Hyun Jung Grant, 51, toiled at Atlanta’s Gold Spa to keep food on the table for her two sons. But the single mother still made time for best-friend duties, including listening to their “girl problems.”
Xiaojie Tan worked 12-hour shifts daily so her family could live a better life than she did. During the long hours she spent at Young’s Asian Massage, the 49-year-old kept a running list of cities and continents she’d hoped to visit once she retired.
The matriarchs, whose love for their families were at the center of everything they did, were among the eight people—including six Asian women—killed Tuesday by a gunman targeting spas in the Atlanta area. The attacks came after a year of rising anti-Asian violence and racism. But to their families, they were more than their ethnicities, their jobs and the way they died.
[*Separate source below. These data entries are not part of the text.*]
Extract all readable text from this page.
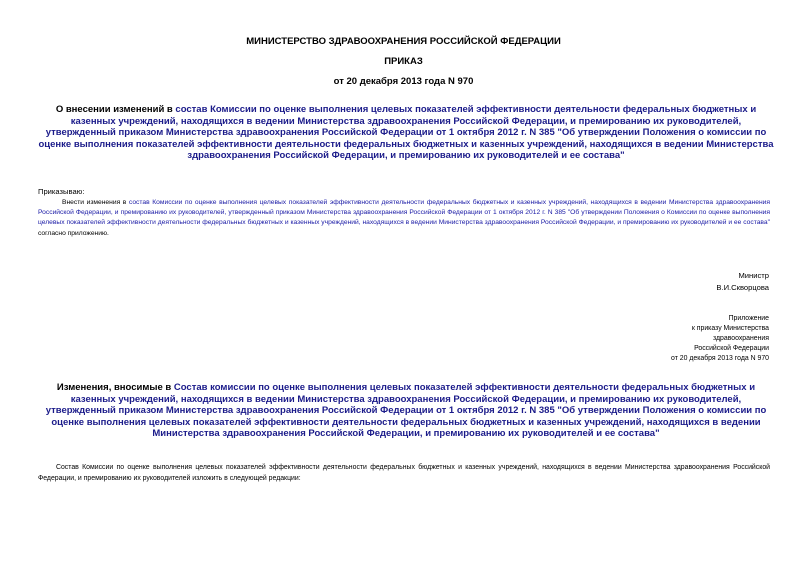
МИНИСТЕРСТВО ЗДРАВООХРАНЕНИЯ РОССИЙСКОЙ ФЕДЕРАЦИИ
ПРИКАЗ
от 20 декабря 2013 года N 970
О внесении изменений в состав Комиссии по оценке выполнения целевых показателей эффективности деятельности федеральных бюджетных и казенных учреждений, находящихся в ведении Министерства здравоохранения Российской Федерации, и премированию их руководителей, утвержденный приказом Министерства здравоохранения Российской Федерации от 1 октября 2012 г. N 385 "Об утверждении Положения о комиссии по оценке выполнения показателей эффективности деятельности федеральных бюджетных и казенных учреждений, находящихся в ведении Министерства здравоохранения Российской Федерации, и премированию их руководителей и ее состава"
Приказываю:
Внести изменения в состав Комиссии по оценке выполнения целевых показателей эффективности деятельности федеральных бюджетных и казенных учреждений, находящихся в ведении Министерства здравоохранения Российской Федерации, и премированию их руководителей, утвержденный приказом Министерства здравоохранения Российской Федерации от 1 октября 2012 г. N 385 "Об утверждении Положения о Комиссии по оценке выполнения целевых показателей эффективности деятельности федеральных бюджетных и казенных учреждений, находящихся в ведении Министерства здравоохранения Российской Федерации, и премированию их руководителей и ее состава" согласно приложению.
Министр
В.И.Скворцова
Приложение
к приказу Министерства
здравоохранения
Российской Федерации
от 20 декабря 2013 года N 970
Изменения, вносимые в Состав комиссии по оценке выполнения целевых показателей эффективности деятельности федеральных бюджетных и казенных учреждений, находящихся в ведении Министерства здравоохранения Российской Федерации, и премированию их руководителей, утвержденный приказом Министерства здравоохранения Российской Федерации от 1 октября 2012 г. N 385 "Об утверждении Положения о комиссии по оценке выполнения целевых показателей эффективности деятельности федеральных бюджетных и казенных учреждений, находящихся в ведении Министерства здравоохранения Российской Федерации, и премированию их руководителей и ее состава"
Состав Комиссии по оценке выполнения целевых показателей эффективности деятельности федеральных бюджетных и казенных учреждений, находящихся в ведении Министерства здравоохранения Российской Федерации, и премированию их руководителей изложить в следующей редакции:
Grant “dedicated her whole life” to being a good mother, according to her oldest son, Randy Park. “She was one of my best friends and the strongest influence on who we are today,” Park, 23, wrote on a GoFundMe page, which has raised more than $1 million in less than a day.
Park’s mother immigrated to the U.S. from South Korea, where she taught in an elementary school. In Duluth, Ga., the three only had each other. Now, Park has become the sole caretaker of his younger brother and is left to figure out funeral expenses alone. “This is something that should never happen to anyone,” he wrote on GoFundMe. “Losing her has put a new lens on my eyes on the amount of hate that exists in our world.”
In an interview with The Daily Beast, Park says his mother loved dancing, partying and often invited her sons to join in on the revelry. “I could tell her anything,” Park said. “If I had girl problems or whatever. She wasn’t just my mother. She was my friend.”
Tan was also selfless and fun to be around while she “provided everything” for her family, her loved ones told USA Today. “She worked every day, 12 hours a day, so that me and our family would have a better life,” said Tan’s daughter, Jami Webb, 29.
Tan—whose friends called her Emily—owned two businesses, including Young’s, and she lit up at the idea of traversing the globe, according to the newspaper. She’d often ask her customers for stories about their travels, jotting down new places to go when she could finally stop working. Tan was days away from turning 50. When her sister in Nanning, China, learned of the shooting, she had to be put on oxygen to help her breathe according to USA Today. The family did not have the heart to tell Tan’s mother. “We told my grandma that my mom lost her phone and couldn’t answer,” Webb said.
Amid her grief, Dana Toole remembers the positivity of her half-sister, Delaina Ashley Yaun Gonzalez, a 33-year-old newlywed and mother who was killed while patronizing Young’s Asian Massage for the first time with her husband. “She was all about her family,” Toole, 29, tells TIME. “Her world was surrounded by her family.”
Gonzalez worked at a Waffle House as a server, and tied the knot in August. She adored her her 13-year-old son and an eight-month-old daughter. Toole is in disbelief at the loss of her sister, who she described as loving, caring and outgoing. “I just can’t believe something like this had happened to her,” she says.
Paul Michels, a 54-year-old U.S. Army veteran, was at Young’s working on its security system when he was fatally shot, according to his younger brother, John Michels. After leaving the Army, Paul Michels moved from his hometown of Detroit to the Atlanta area in 1995 to work with his brother in the security systems industry. He went on to run his own security systems company, which he was still running when he died, his brother says. Paul had been talking about eventually moving into the therapeutic massage business due to its easier lifestyle.
“He was a very hard-working, independent businessman,” John Michels, 52, tells TIME, adding that his brother was also a family man, a good husband to his wife of 23 years, and a “very strong conservative.” Along with his wife, Paul is survived by four brothers, three sisters, his 86-year-old mother, and numerous nieces and nephews.
The other lives lost in Tuesday’s tragedy include Soon C. Park, 74; Suncha Kim, 69; Yong A. Yue, 63; and Daoyou Feng, 44. Officials on Friday released the remaining names of all eight who died.
At least one of the families has forgiven the suspected shooter. “Being a Catholic and following Christ, I will have to forgive him,” John Michels says. “So my family and I all forgive him.”